Aktivitas para pakar alkimia menggeliat di negeri-negeri sekitar Laut Tengah. Setelah jatuhnya Kekaisaran Romawi, pamor peradaban Islam meningkat. Banyak ilmuwan Muslim mempelajari beragam ilmu pengetahuan dari wilayah non-Arab.

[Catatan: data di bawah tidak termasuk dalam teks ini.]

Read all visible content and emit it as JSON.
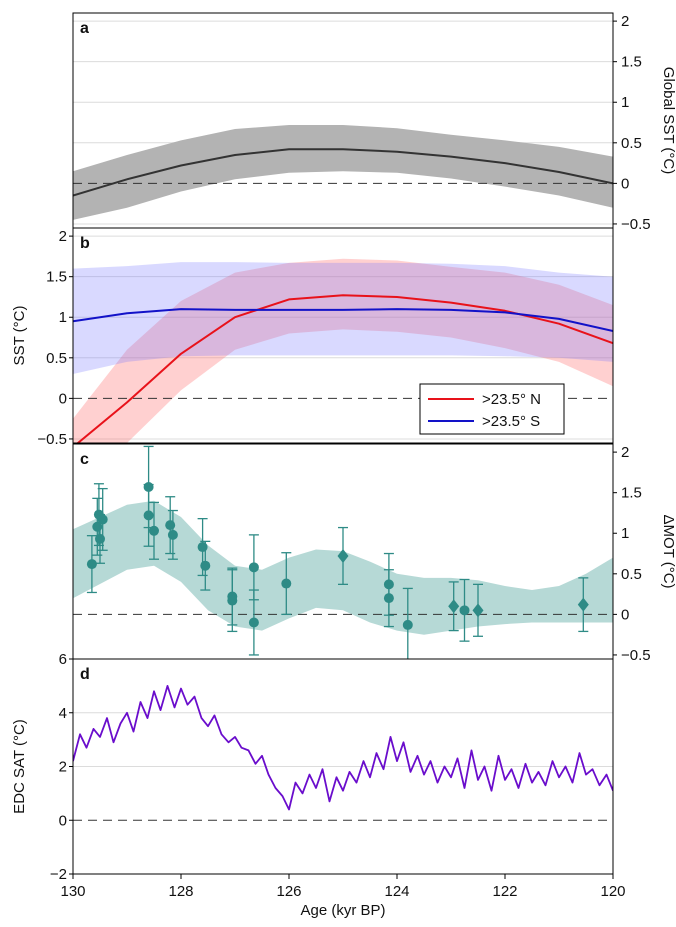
{
  "figure": {
    "xlabel": "Age (kyr BP)"
  },
  "chart_data": [
    {
      "panel": "a",
      "type": "line",
      "ylabel": "Global SST (°C)",
      "ylabel_side": "right",
      "ylim": [
        -0.55,
        2.1
      ],
      "yticks": [
        -0.5,
        0,
        0.5,
        1,
        1.5,
        2
      ],
      "xlim": [
        130,
        120
      ],
      "grid": true,
      "zero_line": true,
      "series": [
        {
          "color": "#333333",
          "band_color": "#b3b3b3",
          "x": [
            130,
            129,
            128,
            127,
            126,
            125,
            124,
            123,
            122,
            121,
            120
          ],
          "y": [
            -0.15,
            0.05,
            0.22,
            0.35,
            0.42,
            0.42,
            0.39,
            0.33,
            0.25,
            0.14,
            0.0
          ],
          "lower": [
            -0.45,
            -0.3,
            -0.1,
            0.05,
            0.13,
            0.15,
            0.13,
            0.06,
            -0.04,
            -0.15,
            -0.3
          ],
          "upper": [
            0.15,
            0.35,
            0.53,
            0.67,
            0.72,
            0.72,
            0.68,
            0.6,
            0.53,
            0.45,
            0.33
          ]
        }
      ]
    },
    {
      "panel": "b",
      "type": "line",
      "ylabel": "SST (°C)",
      "ylabel_side": "left",
      "ylim": [
        -0.55,
        2.1
      ],
      "yticks": [
        -0.5,
        0,
        0.5,
        1,
        1.5,
        2
      ],
      "xlim": [
        130,
        120
      ],
      "grid": true,
      "zero_line": true,
      "legend_position": "bottom-right",
      "series": [
        {
          "name": ">23.5° N",
          "color": "#e8121a",
          "band_color": "rgba(255,110,110,0.32)",
          "x": [
            130,
            129,
            128,
            127,
            126,
            125,
            124,
            123,
            122,
            121,
            120
          ],
          "y": [
            -0.6,
            -0.05,
            0.55,
            1.0,
            1.22,
            1.27,
            1.25,
            1.18,
            1.08,
            0.92,
            0.68
          ],
          "lower": [
            -0.95,
            -0.55,
            0.1,
            0.6,
            0.8,
            0.85,
            0.82,
            0.75,
            0.62,
            0.45,
            0.15
          ],
          "upper": [
            -0.25,
            0.6,
            1.2,
            1.55,
            1.67,
            1.72,
            1.7,
            1.62,
            1.55,
            1.4,
            1.15
          ]
        },
        {
          "name": ">23.5° S",
          "color": "#1212c8",
          "band_color": "rgba(120,120,255,0.28)",
          "x": [
            130,
            129,
            128,
            127,
            126,
            125,
            124,
            123,
            122,
            121,
            120
          ],
          "y": [
            0.95,
            1.05,
            1.1,
            1.09,
            1.09,
            1.09,
            1.1,
            1.09,
            1.06,
            0.98,
            0.83
          ],
          "lower": [
            0.3,
            0.45,
            0.52,
            0.53,
            0.53,
            0.53,
            0.53,
            0.53,
            0.52,
            0.5,
            0.45
          ],
          "upper": [
            1.6,
            1.63,
            1.68,
            1.68,
            1.67,
            1.67,
            1.67,
            1.66,
            1.63,
            1.55,
            1.5
          ]
        }
      ]
    },
    {
      "panel": "c",
      "type": "scatter",
      "ylabel": "ΔMOT (°C)",
      "ylabel_side": "right",
      "ylim": [
        -0.55,
        2.1
      ],
      "yticks": [
        -0.5,
        0,
        0.5,
        1,
        1.5,
        2
      ],
      "xlim": [
        130,
        120
      ],
      "grid": false,
      "zero_line": true,
      "point_color": "#2e8b86",
      "band": {
        "color": "#b6d9d6",
        "x": [
          130,
          129,
          128.5,
          128,
          127.5,
          127,
          126.5,
          126,
          125.5,
          125,
          124.5,
          124,
          123.5,
          123,
          122.5,
          122,
          121.5,
          121,
          120.5,
          120
        ],
        "lower": [
          0.2,
          0.55,
          0.6,
          0.4,
          0.05,
          -0.15,
          -0.2,
          -0.05,
          0.08,
          0.05,
          -0.1,
          -0.2,
          -0.25,
          -0.2,
          -0.15,
          -0.12,
          -0.1,
          -0.1,
          -0.1,
          -0.1
        ],
        "upper": [
          1.05,
          1.35,
          1.4,
          1.2,
          0.85,
          0.6,
          0.55,
          0.7,
          0.8,
          0.78,
          0.65,
          0.5,
          0.45,
          0.45,
          0.42,
          0.35,
          0.3,
          0.35,
          0.5,
          0.7
        ]
      },
      "points": [
        {
          "x": 129.65,
          "y": 0.62,
          "err": 0.35,
          "marker": "circle"
        },
        {
          "x": 129.55,
          "y": 1.08,
          "err": 0.35,
          "marker": "circle"
        },
        {
          "x": 129.52,
          "y": 1.23,
          "err": 0.38,
          "marker": "circle"
        },
        {
          "x": 129.5,
          "y": 0.93,
          "err": 0.3,
          "marker": "circle"
        },
        {
          "x": 129.45,
          "y": 1.17,
          "err": 0.38,
          "marker": "circle"
        },
        {
          "x": 128.6,
          "y": 1.57,
          "err": 0.5,
          "marker": "circle"
        },
        {
          "x": 128.6,
          "y": 1.22,
          "err": 0.38,
          "marker": "circle"
        },
        {
          "x": 128.5,
          "y": 1.03,
          "err": 0.35,
          "marker": "circle"
        },
        {
          "x": 128.2,
          "y": 1.1,
          "err": 0.35,
          "marker": "circle"
        },
        {
          "x": 128.15,
          "y": 0.98,
          "err": 0.3,
          "marker": "circle"
        },
        {
          "x": 127.6,
          "y": 0.83,
          "err": 0.35,
          "marker": "circle"
        },
        {
          "x": 127.55,
          "y": 0.6,
          "err": 0.3,
          "marker": "circle"
        },
        {
          "x": 127.05,
          "y": 0.22,
          "err": 0.35,
          "marker": "circle"
        },
        {
          "x": 127.05,
          "y": 0.17,
          "err": 0.38,
          "marker": "circle"
        },
        {
          "x": 126.65,
          "y": 0.58,
          "err": 0.4,
          "marker": "circle"
        },
        {
          "x": 126.65,
          "y": -0.1,
          "err": 0.4,
          "marker": "circle"
        },
        {
          "x": 126.05,
          "y": 0.38,
          "err": 0.38,
          "marker": "circle"
        },
        {
          "x": 125.0,
          "y": 0.72,
          "err": 0.35,
          "marker": "diamond"
        },
        {
          "x": 124.15,
          "y": 0.37,
          "err": 0.38,
          "marker": "circle"
        },
        {
          "x": 124.15,
          "y": 0.2,
          "err": 0.35,
          "marker": "circle"
        },
        {
          "x": 123.8,
          "y": -0.13,
          "err": 0.45,
          "marker": "circle"
        },
        {
          "x": 122.95,
          "y": 0.1,
          "err": 0.3,
          "marker": "diamond"
        },
        {
          "x": 122.75,
          "y": 0.05,
          "err": 0.38,
          "marker": "circle"
        },
        {
          "x": 122.5,
          "y": 0.05,
          "err": 0.32,
          "marker": "diamond"
        },
        {
          "x": 120.55,
          "y": 0.12,
          "err": 0.33,
          "marker": "diamond"
        }
      ]
    },
    {
      "panel": "d",
      "type": "line",
      "ylabel": "EDC SAT (°C)",
      "ylabel_side": "left",
      "ylim": [
        -2,
        6
      ],
      "yticks": [
        -2,
        0,
        2,
        4,
        6
      ],
      "xlim": [
        130,
        120
      ],
      "grid": true,
      "zero_line": true,
      "xticks": [
        130,
        128,
        126,
        124,
        122,
        120
      ],
      "series": [
        {
          "color": "#6a0dcc",
          "x": [
            130,
            129.87,
            129.75,
            129.62,
            129.5,
            129.37,
            129.25,
            129.12,
            129,
            128.88,
            128.75,
            128.62,
            128.5,
            128.38,
            128.25,
            128.12,
            128,
            127.88,
            127.75,
            127.62,
            127.5,
            127.38,
            127.25,
            127.12,
            127,
            126.88,
            126.75,
            126.62,
            126.5,
            126.38,
            126.25,
            126.12,
            126,
            125.88,
            125.75,
            125.62,
            125.5,
            125.38,
            125.25,
            125.12,
            125,
            124.88,
            124.75,
            124.62,
            124.5,
            124.38,
            124.25,
            124.12,
            124,
            123.88,
            123.75,
            123.62,
            123.5,
            123.38,
            123.25,
            123.12,
            123,
            122.88,
            122.75,
            122.62,
            122.5,
            122.38,
            122.25,
            122.12,
            122,
            121.88,
            121.75,
            121.62,
            121.5,
            121.38,
            121.25,
            121.12,
            121,
            120.88,
            120.75,
            120.62,
            120.5,
            120.38,
            120.25,
            120.12,
            120
          ],
          "y": [
            2.2,
            3.2,
            2.7,
            3.4,
            3.1,
            3.8,
            2.9,
            3.6,
            4.0,
            3.3,
            4.4,
            3.8,
            4.8,
            4.1,
            5.0,
            4.2,
            4.9,
            4.3,
            4.6,
            3.8,
            3.5,
            3.9,
            3.2,
            2.9,
            3.1,
            2.7,
            2.6,
            2.1,
            2.4,
            1.7,
            1.2,
            0.9,
            0.4,
            1.4,
            1.0,
            1.7,
            1.2,
            1.9,
            0.7,
            1.6,
            1.1,
            1.8,
            1.4,
            2.2,
            1.6,
            2.5,
            1.9,
            3.1,
            2.2,
            2.9,
            1.8,
            2.4,
            1.7,
            2.2,
            1.4,
            2.0,
            1.6,
            2.3,
            1.2,
            2.6,
            1.5,
            2.0,
            1.1,
            2.4,
            1.5,
            1.9,
            1.2,
            2.1,
            1.4,
            1.8,
            1.3,
            2.2,
            1.6,
            2.0,
            1.4,
            2.5,
            1.7,
            1.9,
            1.3,
            1.7,
            1.1
          ]
        }
      ]
    }
  ]
}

Mereka berkontribusi dalam mengembangkan alkimia dan ilmu kimia, sehingga menjadi yang seperti saat ini. Berikut ini tiga orang Muslim pakar kimia yang terkemuka dari zaman klasik.

 

Khalid bin Yazid

Nama Khalid bin Yazid melegenda sebagai orang Islam pertama yang menggeluti alkimia. Dia lahir pada 665 dan wafat 39 tahun kemudian di Damaskus. John Eberly dalam bukunya, Al-Kimia: The Mystical Islamic Essence of the Sacred Art of Alchemy, mengulas sosok cucu pendiri Daulah Umayyah tersebut.

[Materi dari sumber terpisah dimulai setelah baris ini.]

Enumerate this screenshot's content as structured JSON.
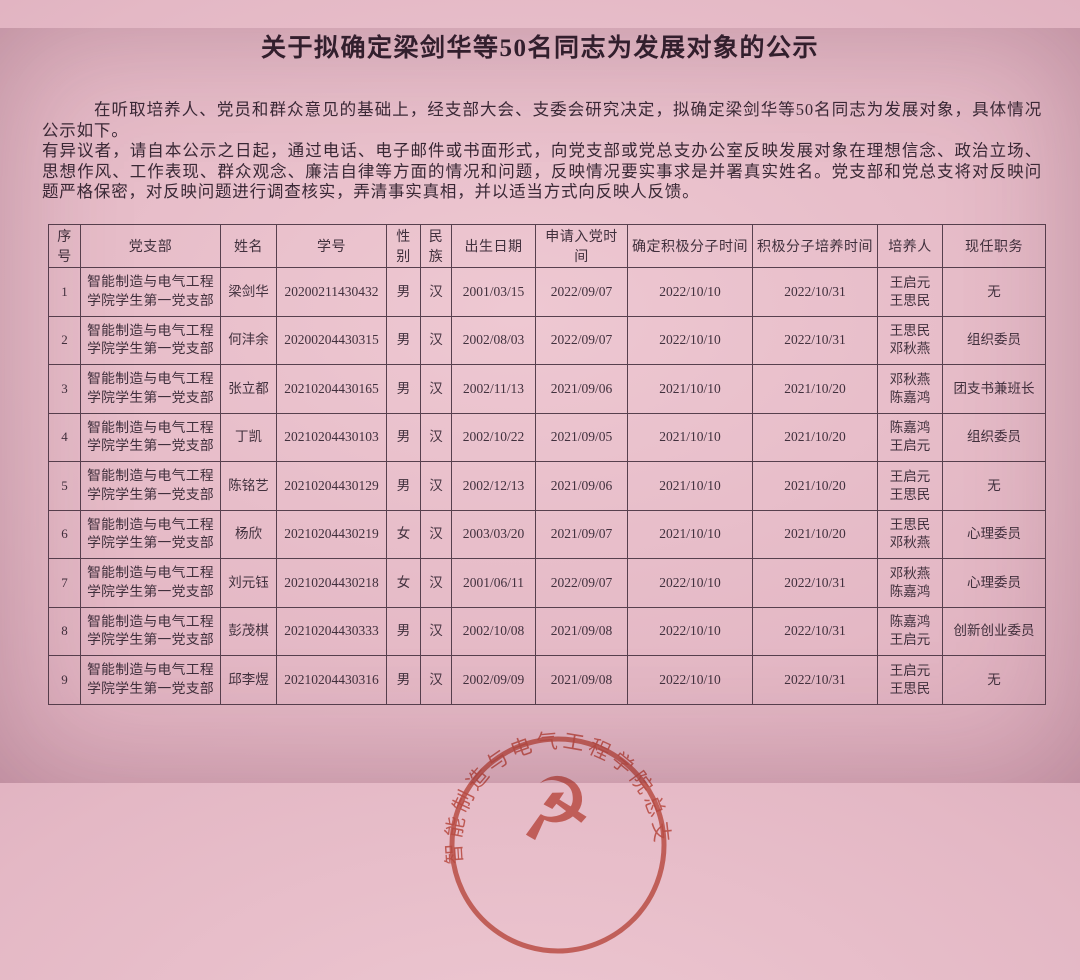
{
  "document": {
    "title": "关于拟确定梁剑华等50名同志为发展对象的公示",
    "paragraph1": "在听取培养人、党员和群众意见的基础上，经支部大会、支委会研究决定，拟确定梁剑华等50名同志为发展对象，具体情况公示如下。",
    "paragraph2": "有异议者，请自本公示之日起，通过电话、电子邮件或书面形式，向党支部或党总支办公室反映发展对象在理想信念、政治立场、思想作风、工作表现、群众观念、廉洁自律等方面的情况和问题，反映情况要实事求是并署真实姓名。党支部和党总支将对反映问题严格保密，对反映问题进行调查核实，弄清事实真相，并以适当方式向反映人反馈。"
  },
  "table": {
    "headers": [
      "序号",
      "党支部",
      "姓名",
      "学号",
      "性别",
      "民族",
      "出生日期",
      "申请入党时间",
      "确定积极分子时间",
      "积极分子培养时间",
      "培养人",
      "现任职务"
    ],
    "rows": [
      [
        "1",
        "智能制造与电气工程学院学生第一党支部",
        "梁剑华",
        "20200211430432",
        "男",
        "汉",
        "2001/03/15",
        "2022/09/07",
        "2022/10/10",
        "2022/10/31",
        "王启元\n王思民",
        "无"
      ],
      [
        "2",
        "智能制造与电气工程学院学生第一党支部",
        "何沣余",
        "20200204430315",
        "男",
        "汉",
        "2002/08/03",
        "2022/09/07",
        "2022/10/10",
        "2022/10/31",
        "王思民\n邓秋燕",
        "组织委员"
      ],
      [
        "3",
        "智能制造与电气工程学院学生第一党支部",
        "张立都",
        "20210204430165",
        "男",
        "汉",
        "2002/11/13",
        "2021/09/06",
        "2021/10/10",
        "2021/10/20",
        "邓秋燕\n陈嘉鸿",
        "团支书兼班长"
      ],
      [
        "4",
        "智能制造与电气工程学院学生第一党支部",
        "丁凯",
        "20210204430103",
        "男",
        "汉",
        "2002/10/22",
        "2021/09/05",
        "2021/10/10",
        "2021/10/20",
        "陈嘉鸿\n王启元",
        "组织委员"
      ],
      [
        "5",
        "智能制造与电气工程学院学生第一党支部",
        "陈铭艺",
        "20210204430129",
        "男",
        "汉",
        "2002/12/13",
        "2021/09/06",
        "2021/10/10",
        "2021/10/20",
        "王启元\n王思民",
        "无"
      ],
      [
        "6",
        "智能制造与电气工程学院学生第一党支部",
        "杨欣",
        "20210204430219",
        "女",
        "汉",
        "2003/03/20",
        "2021/09/07",
        "2021/10/10",
        "2021/10/20",
        "王思民\n邓秋燕",
        "心理委员"
      ],
      [
        "7",
        "智能制造与电气工程学院学生第一党支部",
        "刘元钰",
        "20210204430218",
        "女",
        "汉",
        "2001/06/11",
        "2022/09/07",
        "2022/10/10",
        "2022/10/31",
        "邓秋燕\n陈嘉鸿",
        "心理委员"
      ],
      [
        "8",
        "智能制造与电气工程学院学生第一党支部",
        "彭茂棋",
        "20210204430333",
        "男",
        "汉",
        "2002/10/08",
        "2021/09/08",
        "2022/10/10",
        "2022/10/31",
        "陈嘉鸿\n王启元",
        "创新创业委员"
      ],
      [
        "9",
        "智能制造与电气工程学院学生第一党支部",
        "邱李煜",
        "20210204430316",
        "男",
        "汉",
        "2002/09/09",
        "2021/09/08",
        "2022/10/10",
        "2022/10/31",
        "王启元\n王思民",
        "无"
      ]
    ]
  },
  "seal": {
    "arc_text": "智能制造与电气工程学院总支",
    "emblem": "hammer-sickle-icon",
    "emblem_glyph": "☭",
    "color": "#b5443a"
  },
  "colors": {
    "paper_pink": "#e4b8c5",
    "ink": "#3a2936",
    "table_border": "#57404e",
    "seal_red": "#b5443a"
  }
}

Saat berusia 20 tahun, Khalid berkelana ke Iskandariah, Mesir. Di kota tersebut, dia mulai tertarik mengkaji alkimia. Hal itu setelah dia menemukan sebuah naskah kuno tentang Batu Filsuf.

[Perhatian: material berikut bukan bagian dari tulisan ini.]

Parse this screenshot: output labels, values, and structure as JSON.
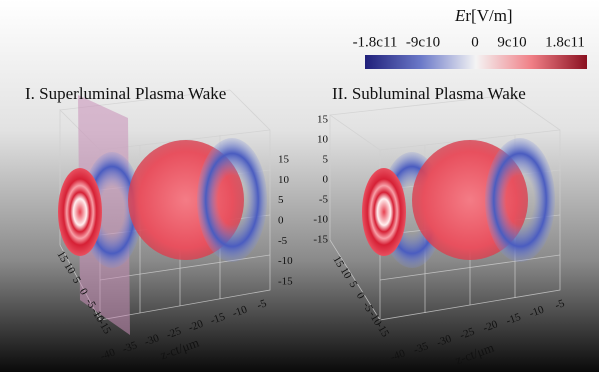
{
  "colorbar": {
    "title_symbol": "E",
    "title_rest": "r[V/m]",
    "ticks": [
      "-1.8c11",
      "-9c10",
      "0",
      "9c10",
      "1.8c11"
    ]
  },
  "panels": [
    {
      "title": "I. Superluminal Plasma Wake",
      "vertical_ticks": [
        "15",
        "10",
        "5",
        "0",
        "-5",
        "-10",
        "-15"
      ],
      "depth_ticks": [
        "15",
        "10",
        "5",
        "0",
        "-5",
        "-10",
        "-15"
      ],
      "z_ticks": [
        "-40",
        "-35",
        "-30",
        "-25",
        "-20",
        "-15",
        "-10",
        "-5"
      ],
      "z_label": "z-ct/μm"
    },
    {
      "title": "II. Subluminal Plasma Wake",
      "vertical_ticks": [
        "15",
        "10",
        "5",
        "0",
        "-5",
        "-10",
        "-15"
      ],
      "depth_ticks": [
        "15",
        "10",
        "5",
        "0",
        "-5",
        "-10",
        "-15"
      ],
      "z_ticks": [
        "-40",
        "-35",
        "-30",
        "-25",
        "-20",
        "-15",
        "-10",
        "-5"
      ],
      "z_label": "z-ct/μm"
    }
  ]
}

Riwayat hidup Khalid bin Yazid mula-mula dirangkum dalam antologi karya Muhammad bin Ishaq al-Nadim (wafat 995), Kitab al-Fihrist. Menurut Ibnu al-Nadim, bangsawan Umayyah tersebut merupakan pengarang beberapa karya tentang alkimia. Di antaranya adalah Kitāb al-Kharazāt, Kitāb ash-Shaḥīfa al-Kabīr, Kitāb ash-Shaḥīfa as-Saghīr, Kitāb Waṣīyatihi ilā Ibnihi fī San’a, dan Firdaus al-Hikmah.

 

Jabir bin Hayyan

Nama lengkapnya, Abu Musa Jabir bin Hayyan. Bisa dikatakan, dia termasuk jenius lantaran kepandaiannya meliputi banyak bidang. Sebut saja, ilmu kimia, metalurgi, astronomi, geografi, teknik, pengobatan, kedokteran, dan filsafat.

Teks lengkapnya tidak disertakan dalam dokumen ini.